Commissioner Bonner is confident that all 20 of the world's major seaports will soon be participating in CSI. When it happens, CSI teams will have access to 70 percent of all the containers bound for the U.S. - a huge step forward. Right now, CSI teams across the world are just happy to be making a difference. But they aren't doing it alone. Word continues to filter back that the customs administrations of host countries are doing their part as well, reaching out to U.S. teams overseas and offering one-on-one support to Americans far away from home, far from the familiar borders that, before September 11th, marked the edges of what seemed to be a safer and smaller world.

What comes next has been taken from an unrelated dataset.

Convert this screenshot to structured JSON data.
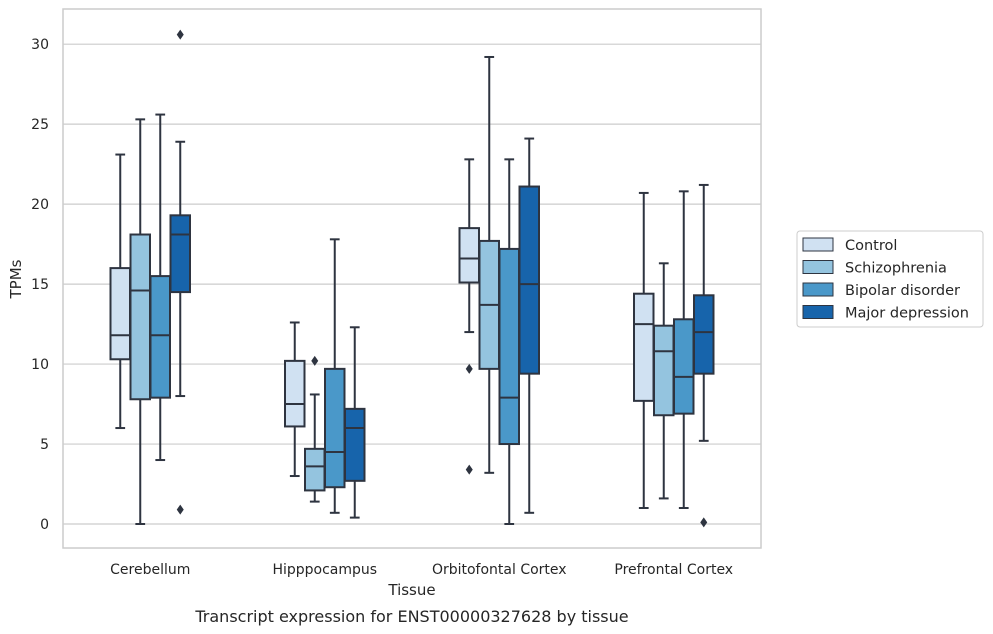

Container Security Initiative (CSI) logo
CSI is an initiative that was developed by U.S. Customs, now Customs and Border Protection, in the aftermath of the terrorist attacks of September 11th. Now located in the Department of Homeland Security, Customs and Border Protection (CBP) is continuing to implement CSI at major ports around the world. Under the CSI program, a small number of CBP officers are deployed to work with host nation counterparts to target high-risk cargo containers. Its purpose is to protect containerized shipping from exploitation by terrorists. Containerized shipping is a critical component of global trade because most of the international trade moves or is transported in cargo containers.

To date, 18 of the top 20 ports have agreed to join CSI and are at various stages of implementation. These ports are points of passage for approximately two-thirds of cargo containers shipped to the United States. They include (by container cargo volume): Hong Kong, Shanghai, Singapore, Rotterdam, Pusan, Bremerhaven, Tokyo, Genoa, Yantian, Antwerp, Nagoya, Le Havre, Hamburg, La Spezia, Felixstowe, Algeciras, Kobe, and Yokohama.

CSI consists of four core elements: 1) using intelligence and automated information to identify and target high-risk containers; (2) pre-screening those containers identified as high-risk, at the port of departure, before they arrive at U.S. ports; (3) using detection technology to quickly pre-screen high-risk containers; and (4) using smarter, tamper-evident containers.

Globally, more than 48 million full cargo containers move between major seaports each year. Each year, more than 6 million containers arrive in the United States by ship.

Most recently, the governments of Malaysia and Sweden have joined CSI. In Europe, CBP is looking to expand CSI to at least 11 additional ports.

The CSI initiative supports the "Cooperative G8 Action on Transport Security" adopted by G8 in June 2002.